L'Iran a proposé d'établir un " corridor financier " indépendant entre les pays des BRICS et de connecter leurs systèmes de paiement nationaux, selon Abdolnasser Hemmati, gouverneur de la Banque centrale d'Iran.
L'initiative vise à réduire la dépendance des membres des BRICS aux canaux financiers externes tout en accélérant les vitesses de transaction, en réduisant les coûts et en renforçant la sécurité des échanges commerciaux entre les États membres. En intégrant les systèmes de paiement nationaux et en augmentant l'utilisation des monnaies locales, Hemmati a expliqué que le plan renforcerait les liens économiques et créerait des mécanismes plus efficaces pour le commerce international. Il a ajouté que l'Iran étudiait déjà les aspects techniques, juridiques et opérationnels de la liaison des systèmes de paiement dans le cadre des BRICS et était prêt à participer à la rédaction d'un plan opérationnel pour la mise en œuvre de l'initiative.

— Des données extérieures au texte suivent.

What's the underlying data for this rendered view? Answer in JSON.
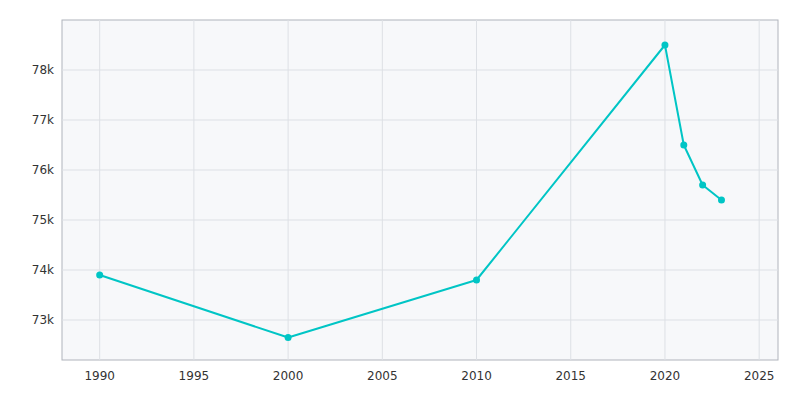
{
  "chart_data": {
    "type": "line",
    "x": [
      1990,
      2000,
      2010,
      2020,
      2021,
      2022,
      2023
    ],
    "values": [
      73900,
      72650,
      73800,
      78500,
      76500,
      75700,
      75400
    ],
    "color": "#00C5C5",
    "marker": "circle",
    "xlim": [
      1988,
      2026
    ],
    "ylim": [
      72200,
      79000
    ],
    "xticks": [
      1990,
      1995,
      2000,
      2005,
      2010,
      2015,
      2020,
      2025
    ],
    "yticks": [
      {
        "value": 73000,
        "label": "73k"
      },
      {
        "value": 74000,
        "label": "74k"
      },
      {
        "value": 75000,
        "label": "75k"
      },
      {
        "value": 76000,
        "label": "76k"
      },
      {
        "value": 77000,
        "label": "77k"
      },
      {
        "value": 78000,
        "label": "78k"
      }
    ],
    "grid": true
  }
}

En plus de l'idée du corridor financier, Hemmati a souligné l'importance de l'adhésion potentielle de l'Iran à la Nouvelle Banque de Développement (NDB). Il a noté que cette étape pourrait fournir un financement supplémentaire pour des projets de développement et élargir la collaboration dans les investissements et les liens économiques entre les pays BRICS. La NDB, créée par les pays BRICS, joue un rôle clé dans le financement des initiatives d'infrastructure et de développement dans les économies émergentes. Le groupe BRICS, composé du Brésil, de la Russie, de l'Inde, de la Chine et de l'Afrique du Sud, s'est de plus en plus concentré sur le renforcement de l'intégration économique régionale et la réduction de la dépendance aux institutions financières dominées par l'Occident.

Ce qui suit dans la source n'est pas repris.